Manual chain verification

# Confirm the issuer of the leaf matches the subject of the intermediate
openssl x509 -in leaf.pem         -noout -issuer
openssl x509 -in intermediate.pem -noout -subject

# Build a chain file and verify against the system trust store
cat leaf.pem intermediate.pem > fullchain.pem
openssl verify -CAfile /etc/ssl/certs/ca-certificates.crt fullchain.pem

# Or verify with an explicit intermediate set:
openssl verify -untrusted intermediate.pem leaf.pem

If the verify step reports unable to get local issuer certificate, either the intermediate is missing or the root isn't in the trust store we passed in.

Picking Sensible Server Defaults

The Mozilla SSL Configuration Generator is the standard go-to: it generates ready-to-paste config blocks for Nginx, Apache, HAProxy, etc., at three opinionated levels (Modern, Intermediate, Old). Pick Modern when you can — TLS 1.3 only, three suites, ECDSA preferred. Pick Intermediate if you still need to support older clients. Old exists only for legacy systems and should be a deliberate choice.

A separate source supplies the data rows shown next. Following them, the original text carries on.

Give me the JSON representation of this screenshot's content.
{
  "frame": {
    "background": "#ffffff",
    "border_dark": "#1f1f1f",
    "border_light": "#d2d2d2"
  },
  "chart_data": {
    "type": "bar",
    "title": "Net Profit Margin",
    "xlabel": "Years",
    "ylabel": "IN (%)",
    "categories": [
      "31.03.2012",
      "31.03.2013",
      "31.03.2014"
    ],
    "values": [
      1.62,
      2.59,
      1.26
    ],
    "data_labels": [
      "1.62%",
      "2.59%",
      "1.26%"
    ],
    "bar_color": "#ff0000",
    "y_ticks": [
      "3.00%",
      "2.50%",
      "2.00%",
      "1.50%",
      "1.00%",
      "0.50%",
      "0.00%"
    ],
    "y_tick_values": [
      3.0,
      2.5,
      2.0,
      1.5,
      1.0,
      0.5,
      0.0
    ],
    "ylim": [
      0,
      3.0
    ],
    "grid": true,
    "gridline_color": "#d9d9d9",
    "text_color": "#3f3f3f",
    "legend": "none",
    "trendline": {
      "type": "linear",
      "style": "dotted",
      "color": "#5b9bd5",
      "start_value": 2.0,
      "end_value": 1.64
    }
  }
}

A modern Nginx baseline looks roughly like this:

Nginx — modern TLS

ssl_certificate     /etc/letsencrypt/live/example.com/fullchain.pem;
ssl_certificate_key /etc/letsencrypt/live/example.com/privkey.pem;

ssl_protocols TLSv1.3;
# If you need TLS 1.2 too, add TLSv1.2 and set:
# ssl_ciphers "ECDHE-ECDSA-AES128-GCM-SHA256:ECDHE-RSA-AES128-GCM-SHA256:...";
# ssl_prefer_server_ciphers off;

ssl_session_timeout 1d;
ssl_session_cache shared:MozSSL:10m;
ssl_session_tickets off;

ssl_stapling on;
ssl_stapling_verify on;
resolver 1.1.1.1 8.8.8.8 valid=300s;

add_header Strict-Transport-Security "max-age=63072000; includeSubDomains" always;

Summary

TLS isn't magic, it's a layered protocol with surprisingly clear parts: a handshake, a chain, a cipher suite, and the side-channels that tell the client whether the cert was revoked. Get the chain right, enable HSTS, prefer TLS 1.3, and avoid 0-RTT for anything stateful. When something does go wrong, an openssl s_client session and an openssl x509 -text almost always tell you which knob to turn.